Advertising at this time is now free. It's called the World Wide Web. What we have been calling advertising up to now is intrusive and parasitizes the attention we mean to pay to other things--the TV show we're watching, the news story we're reading, the patch of roadside we're looking at when a billboard appears. I don't even want to see such campaign advertising on the Web, and there's no need for it. People will blog and link and Google and they will have their fill of the candidate and commentary. We are no longer a society of town squares and meeting halls. We don't need to pay for fireworks and banners and trucks to bring people in. Let campaign spending be set to zero!

N.E.Hatfield

"intensity of preference" has got noting to do with it. It's really all about tax write-offs and power politics. As Machivelli put it, "it's really a matter of Virtu, fortuna, & neccessite."

Corey

"Advertising at this time is now free. It's called the World Wide Web."

That is a gross overstatement of the level of access to the WWW. It may seem like the whole world to people who spend all of their free time on it, but it is not the whole world. Nor is it free, don't be delusional about the reach a blog can have.

I read Posner's post and thought to myself, wow, what a great argument for campaign limits, then I came to the sentence:

"My conclusion is that efforts to limit the size of campaign contributions are probably mistaken."
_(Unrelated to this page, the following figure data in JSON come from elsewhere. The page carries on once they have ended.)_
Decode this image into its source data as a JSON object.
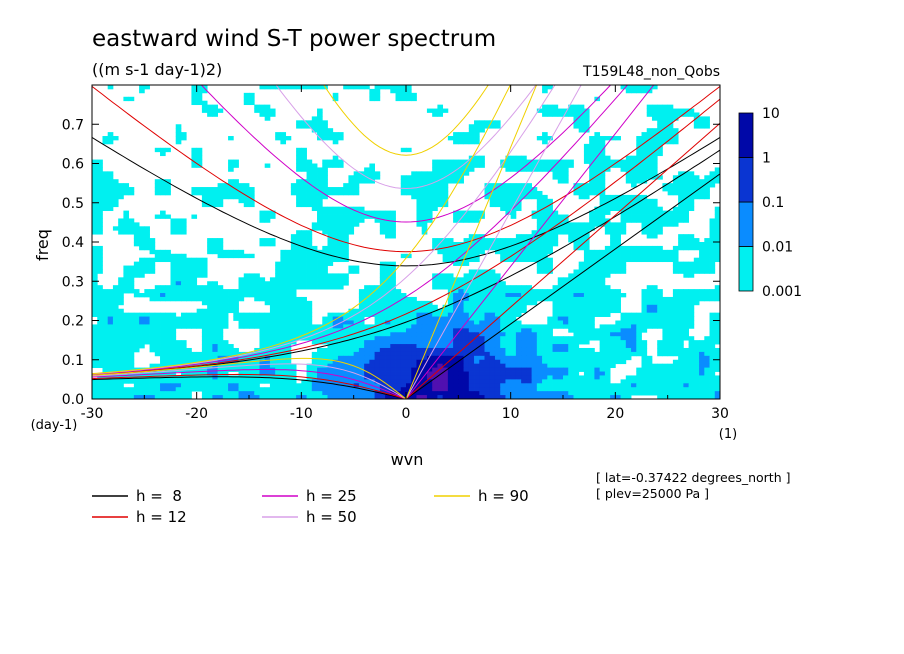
{
  "title": "eastward wind S-T power spectrum",
  "units": "((m s-1 day-1)2)",
  "run_label": "T159L48_non_Qobs",
  "meta": {
    "lat": "[ lat=-0.37422 degrees_north ]",
    "plev": "[ plev=25000 Pa ]"
  },
  "chart_data": {
    "type": "heatmap",
    "title": "eastward wind S-T power spectrum",
    "xlabel": "wvn",
    "ylabel": "freq",
    "x_unit": "(1)",
    "y_unit": "(day-1)",
    "xlim": [
      -30,
      30
    ],
    "ylim": [
      0,
      0.8
    ],
    "x_ticks": [
      -30,
      -20,
      -10,
      0,
      10,
      20,
      30
    ],
    "y_ticks": [
      0.0,
      0.1,
      0.2,
      0.3,
      0.4,
      0.5,
      0.6,
      0.7
    ],
    "x_tick_labels": [
      "-30",
      "-20",
      "-10",
      "0",
      "10",
      "20",
      "30"
    ],
    "y_tick_labels": [
      "0.0",
      "0.1",
      "0.2",
      "0.3",
      "0.4",
      "0.5",
      "0.6",
      "0.7"
    ],
    "colorbar": {
      "levels": [
        "0.001",
        "0.01",
        "0.1",
        "1",
        "10"
      ],
      "colors": [
        "#00f0f0",
        "#0a8cff",
        "#0a35d2",
        "#0008a8",
        "#5010b0"
      ],
      "scale": "log"
    },
    "dispersion_curves": [
      {
        "label": "h =  8",
        "h": 8,
        "color": "#000000"
      },
      {
        "label": "h = 12",
        "h": 12,
        "color": "#e00000"
      },
      {
        "label": "h = 25",
        "h": 25,
        "color": "#d000c8"
      },
      {
        "label": "h = 50",
        "h": 50,
        "color": "#d8a0e8"
      },
      {
        "label": "h = 90",
        "h": 90,
        "color": "#f0d000"
      }
    ],
    "grid": false,
    "legend_position": "bottom-left"
  }
}
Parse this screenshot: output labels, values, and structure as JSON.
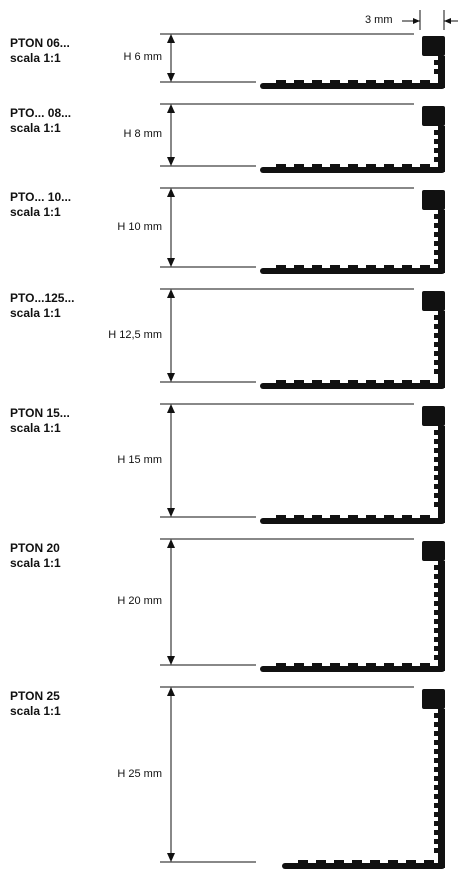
{
  "wall_thickness_label": "3 mm",
  "profiles": [
    {
      "code": "PTON 06...",
      "scale": "scala 1:1",
      "height_label": "H 6 mm",
      "height_mm": 6
    },
    {
      "code": "PTO... 08...",
      "scale": "scala 1:1",
      "height_label": "H 8 mm",
      "height_mm": 8
    },
    {
      "code": "PTO... 10...",
      "scale": "scala 1:1",
      "height_label": "H 10 mm",
      "height_mm": 10
    },
    {
      "code": "PTO...125...",
      "scale": "scala 1:1",
      "height_label": "H 12,5 mm",
      "height_mm": 12.5
    },
    {
      "code": "PTON 15...",
      "scale": "scala 1:1",
      "height_label": "H 15 mm",
      "height_mm": 15
    },
    {
      "code": "PTON 20",
      "scale": "scala 1:1",
      "height_label": "H 20 mm",
      "height_mm": 20
    },
    {
      "code": "PTON 25",
      "scale": "scala 1:1",
      "height_label": "H 25 mm",
      "height_mm": 25
    }
  ],
  "colors": {
    "profile": "#111111",
    "line": "#111111"
  }
}
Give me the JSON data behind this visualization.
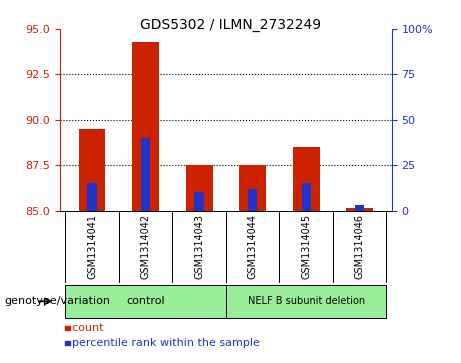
{
  "title": "GDS5302 / ILMN_2732249",
  "samples": [
    "GSM1314041",
    "GSM1314042",
    "GSM1314043",
    "GSM1314044",
    "GSM1314045",
    "GSM1314046"
  ],
  "count_values": [
    89.5,
    94.3,
    87.5,
    87.5,
    88.5,
    85.15
  ],
  "percentile_values": [
    15,
    40,
    10,
    12,
    15,
    3
  ],
  "ylim_left": [
    85,
    95
  ],
  "ylim_right": [
    0,
    100
  ],
  "yticks_left": [
    85,
    87.5,
    90,
    92.5,
    95
  ],
  "yticks_right": [
    0,
    25,
    50,
    75,
    100
  ],
  "ytick_labels_right": [
    "0",
    "25",
    "50",
    "75",
    "100%"
  ],
  "bar_bottom": 85,
  "red_color": "#cc2200",
  "blue_color": "#2233cc",
  "group_header": "genotype/variation",
  "bg_color": "#ffffff",
  "plot_bg_color": "#ffffff",
  "sample_area_color": "#cccccc",
  "group_green": "#99ee99"
}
Well I am not in the habit of internalizing the bare preferences of judges, so I am not convinced.

If you believe that rich people "earned" or deserve their wealth then it makes sense to think that rich people should have superior influence over campaigns and politicians. However, if you yourself are NOT rich and believe that, then I pity your false-consciousness. Keep working hard, you will be rich too I am sure.

lincoln fan

A true reform would be to have campaigns totally funded by the taxpayers and to have the voters disperse the funds to the candidates of their choice.
This could work this way:
1. The congress would appropriate an amount based on the cost of the previous comparable campaign.
2. An equal share of these funds would be credited to a special account for each registered voter.
3. Each voter would electronically transfer credits to the campaign accounts of the candidates of his choice. No other credits to these accounts are allowed.
4. All campaign expenses would have to be paid from each candidates' account.

This system would provide a paper trail to assure that no "outside" money was used. Also, a check could easily be made to determine if the total spent was not more than the amount approriated.

Pi˘ Messenger

Gracias a Dios alguien que informa sobre algo!

Simon

Perhaps this is a separate issue, but I have always considered the issue of public funding of elections and campaign finance limits as intertwined. Many of the issues contribution limits fail to address (more competetive elections, "soft bribery," incumbency advantage) would be most effectively solved by dramatically limiting campaign expenditures and providing full public funding. Eliminating the need to fundraise by providing all candidates with a fixed amount on which to campaign would address these issues.
Whether this solution is constitutional is a completely different issue.

calico bass

i dont think a lot of people want publicly financed campaigns. in fact, the majority of people have an inate distrust for politicians and dont want to support either candidate and find supporting any politician as a waste. second of all, by having publicly financed campaigns i would implicitly be supporting someone i dont want in office. seems kind of counterintuitive to american democracy.